Ottenuta la fiducia fino ai Mondiali 2011 grazie alla vittoria sulle Fiji, il futuro azzurro di Nick Mallett sembra però ormai segnato. Da un lato la sua ormai evidente insofferenza a un ambiente ostile, dall’altra la volontà del presidente Dondi di tentare una nuova via per raggiungere quell’ottavo posto nel ranking mondiale che era uno dei traguardi promessi all’inizio del suo ultimo quadriennio. E già è partito il totoallenatori, che dalla Francia riceve un forte scossone: Jacques Brunel.
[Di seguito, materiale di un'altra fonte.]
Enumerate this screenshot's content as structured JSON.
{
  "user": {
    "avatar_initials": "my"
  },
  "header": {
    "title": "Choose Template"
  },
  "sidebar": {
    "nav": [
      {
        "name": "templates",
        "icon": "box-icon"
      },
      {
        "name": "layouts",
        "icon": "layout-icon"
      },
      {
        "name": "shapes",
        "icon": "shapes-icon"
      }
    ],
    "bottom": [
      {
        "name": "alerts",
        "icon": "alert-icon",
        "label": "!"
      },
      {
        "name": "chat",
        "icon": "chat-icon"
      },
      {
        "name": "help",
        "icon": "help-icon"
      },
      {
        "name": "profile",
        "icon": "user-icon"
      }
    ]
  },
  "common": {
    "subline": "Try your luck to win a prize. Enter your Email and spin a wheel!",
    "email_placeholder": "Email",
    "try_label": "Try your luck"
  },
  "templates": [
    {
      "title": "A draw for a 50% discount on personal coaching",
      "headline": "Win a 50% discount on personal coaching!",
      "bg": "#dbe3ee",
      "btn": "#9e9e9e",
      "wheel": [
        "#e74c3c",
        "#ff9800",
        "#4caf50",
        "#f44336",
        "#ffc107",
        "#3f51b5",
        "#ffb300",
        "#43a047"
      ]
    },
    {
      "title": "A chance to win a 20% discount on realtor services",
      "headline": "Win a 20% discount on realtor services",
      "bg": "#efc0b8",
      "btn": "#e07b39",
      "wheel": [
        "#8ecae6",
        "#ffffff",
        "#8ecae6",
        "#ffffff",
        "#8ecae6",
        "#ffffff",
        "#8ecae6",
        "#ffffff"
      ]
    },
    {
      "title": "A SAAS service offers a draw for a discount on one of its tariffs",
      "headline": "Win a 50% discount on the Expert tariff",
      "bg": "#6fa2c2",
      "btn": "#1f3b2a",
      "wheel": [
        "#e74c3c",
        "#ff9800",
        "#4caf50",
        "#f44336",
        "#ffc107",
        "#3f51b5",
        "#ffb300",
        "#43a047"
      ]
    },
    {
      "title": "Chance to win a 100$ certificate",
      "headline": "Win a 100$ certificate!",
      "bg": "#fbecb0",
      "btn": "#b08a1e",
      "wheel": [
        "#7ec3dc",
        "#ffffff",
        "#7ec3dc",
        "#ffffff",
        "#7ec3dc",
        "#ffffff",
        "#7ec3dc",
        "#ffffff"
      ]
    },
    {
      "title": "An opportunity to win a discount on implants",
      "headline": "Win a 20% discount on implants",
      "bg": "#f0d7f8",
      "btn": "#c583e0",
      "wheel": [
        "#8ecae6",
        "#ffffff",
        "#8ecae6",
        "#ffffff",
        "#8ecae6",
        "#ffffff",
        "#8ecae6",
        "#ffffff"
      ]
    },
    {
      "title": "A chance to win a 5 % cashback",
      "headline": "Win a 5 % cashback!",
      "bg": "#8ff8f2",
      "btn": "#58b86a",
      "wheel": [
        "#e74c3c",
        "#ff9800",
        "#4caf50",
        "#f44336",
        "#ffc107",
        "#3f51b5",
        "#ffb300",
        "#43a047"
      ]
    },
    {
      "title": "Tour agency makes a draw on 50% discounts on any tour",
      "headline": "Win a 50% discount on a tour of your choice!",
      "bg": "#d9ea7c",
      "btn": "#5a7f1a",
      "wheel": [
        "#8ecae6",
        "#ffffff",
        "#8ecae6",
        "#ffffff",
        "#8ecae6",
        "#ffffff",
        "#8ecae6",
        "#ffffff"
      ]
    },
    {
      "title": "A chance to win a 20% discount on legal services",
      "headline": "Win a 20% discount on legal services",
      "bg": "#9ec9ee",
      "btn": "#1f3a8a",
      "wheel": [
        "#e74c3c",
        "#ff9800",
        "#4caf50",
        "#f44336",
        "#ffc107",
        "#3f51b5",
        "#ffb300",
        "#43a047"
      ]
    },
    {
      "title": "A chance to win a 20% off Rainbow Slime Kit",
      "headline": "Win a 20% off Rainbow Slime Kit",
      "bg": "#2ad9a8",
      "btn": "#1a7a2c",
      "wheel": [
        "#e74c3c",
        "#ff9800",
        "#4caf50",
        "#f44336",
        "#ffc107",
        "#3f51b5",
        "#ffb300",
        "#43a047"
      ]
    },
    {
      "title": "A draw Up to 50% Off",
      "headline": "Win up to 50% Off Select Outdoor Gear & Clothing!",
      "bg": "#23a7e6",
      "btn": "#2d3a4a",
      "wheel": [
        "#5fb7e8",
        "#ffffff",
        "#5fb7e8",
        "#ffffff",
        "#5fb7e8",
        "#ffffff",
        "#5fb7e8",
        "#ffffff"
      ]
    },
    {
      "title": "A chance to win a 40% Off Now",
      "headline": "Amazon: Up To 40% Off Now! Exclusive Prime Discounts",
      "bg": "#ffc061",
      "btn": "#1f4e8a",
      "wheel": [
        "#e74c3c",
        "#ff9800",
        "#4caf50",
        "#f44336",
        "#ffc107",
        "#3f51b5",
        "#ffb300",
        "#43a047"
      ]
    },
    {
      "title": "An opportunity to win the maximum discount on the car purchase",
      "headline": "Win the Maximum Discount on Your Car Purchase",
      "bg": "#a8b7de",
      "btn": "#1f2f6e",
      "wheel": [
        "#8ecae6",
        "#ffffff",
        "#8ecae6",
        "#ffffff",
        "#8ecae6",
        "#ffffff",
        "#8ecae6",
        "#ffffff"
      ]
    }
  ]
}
Secondo quanto riportato ieri da Il Gazzettino, ma che già era un rumor fortissimo negli ambienti ovali e giornalistici francesi (Le Figaro addirittura indica in Jacques Delmas e Sean Holley, allenatore degli Ospreys, i suoi sostituiti sulla panchina catalana) sarebbe l’attuale tecnico del Perpignan, campione di Francia nel 2009, il prossimo allenatore dell’Italrugby. Tra il coach transalpino e la Fir ci sarebbe già una specie di precontratto e l’annuncio dovrebbe arrivare prima dell’inizio del prossimo Sei Nazioni. Insomma, come paventato da questo blog alcuni mesi fa, l’Italia di Nick Mallett arriverà all’appuntamento mondiale con un allenatore con la valigia. Ma tant’è.
Jacques Brunel è nato a Courrensan il 14 gennaio 1954 ed è stato un giocatore del Grenoble, il Carcassonne e l’Auch. Da allenatore, dopo lunga gavetta, ha ricoperto il ruolo di coach degli avanti della Francia nel mondiale del 2007 e, poi, si è seduto sulla panchina del Perpignan, con cui si è laureato campione di Francia nel 2009. Secondo quanto riporta Il Gazzettino, con Brunel dovrebbe giungere anche Serge Milhas, attualmente tecnico de La Rochelle, ma molto legato al coach del Perpignan. A chiudere lo staff tecnico dell’Italrugby, come scrive Antonio Liviero, anche un tecnico italiano. Si fa il nome di Alessandro Troncon, anche se, personalmente, credo che la scelta di Gianluca Guidi a coach dei trequarti degli Aironi sia un chiaro segnale verso un’altra direzione.